Service wrapper scripts
The rc.d service (/usr/local/etc/rc.d/${AGENT_NAME}) runs
run-${AGENT_NAME}.sh which is generated by just setup-service at
install time. It is not tracked in git (run-*.sh is in .gitignore).
If missing, re-run just setup-service to regenerate it.
Local LLM runtime is optional and configured via:
LOCAL_LLM_PROVIDER=none|ollama|llama_cpp
FEATURE_OLLAMA=YES|NO
FEATURE_LLAMA_CPP=YES|NO
FEATURE_OLLAMA_HPP=YES|NO # optional C++ bindings for Ollama clients
Required vs optional steps
Steps are required (failure stops install), default (runs out of the box but can be disabled), or optional (skipped unless explicitly enabled).

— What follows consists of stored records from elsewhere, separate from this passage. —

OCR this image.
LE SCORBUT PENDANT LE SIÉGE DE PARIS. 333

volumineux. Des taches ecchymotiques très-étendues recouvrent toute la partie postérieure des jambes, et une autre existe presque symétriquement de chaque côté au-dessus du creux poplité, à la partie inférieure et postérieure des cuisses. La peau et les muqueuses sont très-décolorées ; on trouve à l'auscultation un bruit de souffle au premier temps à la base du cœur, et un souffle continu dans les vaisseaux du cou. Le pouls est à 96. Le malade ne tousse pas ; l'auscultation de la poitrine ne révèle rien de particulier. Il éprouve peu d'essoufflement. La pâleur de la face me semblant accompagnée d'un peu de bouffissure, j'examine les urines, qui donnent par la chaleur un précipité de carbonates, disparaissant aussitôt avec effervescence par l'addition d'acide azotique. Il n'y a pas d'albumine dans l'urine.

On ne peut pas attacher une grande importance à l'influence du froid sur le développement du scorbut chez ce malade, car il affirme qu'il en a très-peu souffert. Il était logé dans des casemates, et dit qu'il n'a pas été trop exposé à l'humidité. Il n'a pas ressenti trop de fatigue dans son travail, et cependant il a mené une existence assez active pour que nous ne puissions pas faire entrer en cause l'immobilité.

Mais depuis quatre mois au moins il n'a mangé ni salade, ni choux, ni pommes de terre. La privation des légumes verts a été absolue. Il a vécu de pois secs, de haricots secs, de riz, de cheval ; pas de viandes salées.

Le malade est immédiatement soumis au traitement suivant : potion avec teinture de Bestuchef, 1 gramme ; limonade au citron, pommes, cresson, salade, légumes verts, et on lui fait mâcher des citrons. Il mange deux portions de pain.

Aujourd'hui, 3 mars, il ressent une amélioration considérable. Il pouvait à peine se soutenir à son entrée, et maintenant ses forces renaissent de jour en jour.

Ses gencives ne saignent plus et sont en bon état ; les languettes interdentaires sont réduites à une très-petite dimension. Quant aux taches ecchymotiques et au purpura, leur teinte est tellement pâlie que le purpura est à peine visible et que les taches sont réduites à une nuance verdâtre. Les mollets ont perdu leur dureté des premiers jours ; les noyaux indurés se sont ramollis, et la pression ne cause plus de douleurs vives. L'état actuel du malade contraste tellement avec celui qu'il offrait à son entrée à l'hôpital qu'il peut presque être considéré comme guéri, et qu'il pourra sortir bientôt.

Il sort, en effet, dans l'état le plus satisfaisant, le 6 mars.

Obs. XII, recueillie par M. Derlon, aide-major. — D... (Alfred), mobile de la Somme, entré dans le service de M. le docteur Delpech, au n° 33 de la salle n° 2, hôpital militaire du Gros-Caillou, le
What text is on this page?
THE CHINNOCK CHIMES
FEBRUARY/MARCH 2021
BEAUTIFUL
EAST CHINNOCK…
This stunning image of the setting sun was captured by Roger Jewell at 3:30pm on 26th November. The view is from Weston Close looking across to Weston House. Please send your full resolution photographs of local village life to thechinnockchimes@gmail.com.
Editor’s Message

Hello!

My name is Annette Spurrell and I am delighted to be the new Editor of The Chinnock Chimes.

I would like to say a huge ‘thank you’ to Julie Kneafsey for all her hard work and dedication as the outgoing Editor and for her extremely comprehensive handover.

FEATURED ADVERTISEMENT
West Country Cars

| Step | Status | Skip condition |
|---|---|---|
| onboarding | required | — |
| environment | required | — |
| pi-config | optional | warn on missing provider auth or missing pi |
| pf | required | — |
| jails | required | — |
| git | default | DB_RUNTIME=host or install-from hosts |
| forgejo | default | FEATURE_GITEA = NO |
| db | default | DB_RUNTIME=host skips jail, provisions on host instead |
| skills-memory | default | bootstrap/skills-memory/artifact.sql not present |
| skills-init | default | — |
| cms | default | install-from hosts skips; cms is a shared service, not per-agent |
| ollama | optional | FEATURE_OLLAMA ≠ YES |
| llama-cpp | optional | FEATURE_LLAMA_CPP ≠ YES |
| hosts | required | — |
| mounts | required | — |
| telegram-auth | optional | TELEGRAM_BOT_TOKEN not set |
| service | required | — |
| hostd | required | — |
| identity-restore | optional | SUPABASE_URL not set |
| verify | optional | warn on most check failures; fail on broken runtime integrity |
A required step failure stops the install immediately and prints the resume
command. Default steps ship enabled (FEATURE_GITEA=YES, artifact.sql bundled)
— they run unless the operator explicitly opts out.
Individual steps
The orchestrator calls each step through setup/index.ts as a subprocess
(spawnSync with tsx). This isolates process.exit(1) calls in individual
step modules from killing the orchestrator.
Individual steps can still be run directly:
just setup-db
just setup -- --step verify
verify now checks more than the shared docs build. If tenant sites are
declared, it also checks their served output and publish-manifest consistency in
the CMS webroot. A site that is merely declared but not yet manually published
does not fail the step by itself; an inconsistent live publish state does.
See setup/index.ts for the full step registry.